In general, I don't think it is a good idea to give relationship advice to someone you don't know. Yes, we out here in the blogosphere are, in theory, more 'objective' than this woman's friends in real life, but maybe in such cases objectivity is not a good thing -- we don't know these people and can only evaluate the situation from incomplete information.
But let's do it anyway.
Actually, I think that all we can really do that might be helpful is to say how we might view such a situation if we were in this woman's department or in her field.
I don't think I would really care one way or the other, or, at least, not in any way that would affect this woman's career.

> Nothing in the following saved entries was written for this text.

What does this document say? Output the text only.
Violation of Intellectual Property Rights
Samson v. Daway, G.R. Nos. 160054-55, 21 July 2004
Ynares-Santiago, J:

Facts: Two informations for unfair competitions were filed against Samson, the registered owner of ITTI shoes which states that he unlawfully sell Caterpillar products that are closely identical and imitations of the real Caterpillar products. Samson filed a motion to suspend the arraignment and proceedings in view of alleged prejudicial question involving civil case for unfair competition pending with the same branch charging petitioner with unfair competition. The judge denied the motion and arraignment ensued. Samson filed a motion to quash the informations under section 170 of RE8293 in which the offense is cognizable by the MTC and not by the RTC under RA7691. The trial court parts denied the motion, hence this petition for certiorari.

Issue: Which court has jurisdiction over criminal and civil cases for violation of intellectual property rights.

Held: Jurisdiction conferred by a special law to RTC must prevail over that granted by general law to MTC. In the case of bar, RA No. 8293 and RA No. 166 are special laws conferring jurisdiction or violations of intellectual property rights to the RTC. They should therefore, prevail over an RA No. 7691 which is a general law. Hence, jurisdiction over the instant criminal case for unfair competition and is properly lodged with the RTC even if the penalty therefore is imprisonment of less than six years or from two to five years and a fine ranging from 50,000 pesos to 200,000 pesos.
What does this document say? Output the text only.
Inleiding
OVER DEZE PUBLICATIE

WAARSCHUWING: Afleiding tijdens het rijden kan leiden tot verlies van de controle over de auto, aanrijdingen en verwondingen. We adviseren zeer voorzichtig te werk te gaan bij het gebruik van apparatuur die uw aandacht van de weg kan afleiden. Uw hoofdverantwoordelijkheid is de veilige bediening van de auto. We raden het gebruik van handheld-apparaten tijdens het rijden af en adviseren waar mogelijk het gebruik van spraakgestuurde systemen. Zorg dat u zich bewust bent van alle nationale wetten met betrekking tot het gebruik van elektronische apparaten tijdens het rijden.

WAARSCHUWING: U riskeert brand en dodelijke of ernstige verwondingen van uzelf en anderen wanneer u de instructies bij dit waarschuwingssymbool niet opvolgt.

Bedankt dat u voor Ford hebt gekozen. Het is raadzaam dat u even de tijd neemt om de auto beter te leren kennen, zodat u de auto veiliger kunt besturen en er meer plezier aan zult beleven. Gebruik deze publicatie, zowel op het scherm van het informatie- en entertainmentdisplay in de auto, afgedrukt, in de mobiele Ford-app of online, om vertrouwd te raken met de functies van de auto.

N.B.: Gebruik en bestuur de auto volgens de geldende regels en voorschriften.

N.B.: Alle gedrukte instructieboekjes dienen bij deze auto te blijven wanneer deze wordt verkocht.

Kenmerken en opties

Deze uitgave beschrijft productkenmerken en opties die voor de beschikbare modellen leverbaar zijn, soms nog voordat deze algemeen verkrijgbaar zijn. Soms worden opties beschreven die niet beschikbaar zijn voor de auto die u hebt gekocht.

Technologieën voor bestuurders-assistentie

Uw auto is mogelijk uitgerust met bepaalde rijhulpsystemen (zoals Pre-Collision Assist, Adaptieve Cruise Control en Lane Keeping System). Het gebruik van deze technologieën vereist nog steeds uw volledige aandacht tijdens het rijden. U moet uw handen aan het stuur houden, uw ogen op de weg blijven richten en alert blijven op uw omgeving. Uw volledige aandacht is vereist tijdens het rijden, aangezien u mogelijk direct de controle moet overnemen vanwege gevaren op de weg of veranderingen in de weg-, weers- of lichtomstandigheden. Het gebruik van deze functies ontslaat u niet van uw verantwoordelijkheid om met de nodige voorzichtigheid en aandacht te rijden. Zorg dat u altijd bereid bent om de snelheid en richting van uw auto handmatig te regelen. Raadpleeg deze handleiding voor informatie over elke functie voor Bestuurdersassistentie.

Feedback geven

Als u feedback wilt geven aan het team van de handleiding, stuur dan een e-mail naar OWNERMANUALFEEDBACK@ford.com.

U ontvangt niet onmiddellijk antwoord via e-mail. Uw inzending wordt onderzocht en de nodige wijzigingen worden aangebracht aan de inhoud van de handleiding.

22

If I were in her department, I wouldn't vote against her for tenure, for example, just because she decided to date a senior colleague, even one with "a bit of a reputation".
That's not to say that there wouldn't be some consequences, especially within the department if the relationship doesn't go well, but I will leave it to others to go negative with their advice on this issue.
Beyond this specific situation, though, I was thinking about whether (and how much) it matters how successful the woman is in terms of how much freedom she has to pursue whatever relationships she wants, with no/fewer consequences.
For example, does it matter in this case that the woman in question, although apparently doing OK, wasn't hitting "home runs" in the early years of her tenure-track position? Does that change how we view people (in general, or women in particular) in terms of their professional and personal lives, or can we separate these? I think I view them separately, but am not sure that is true in general.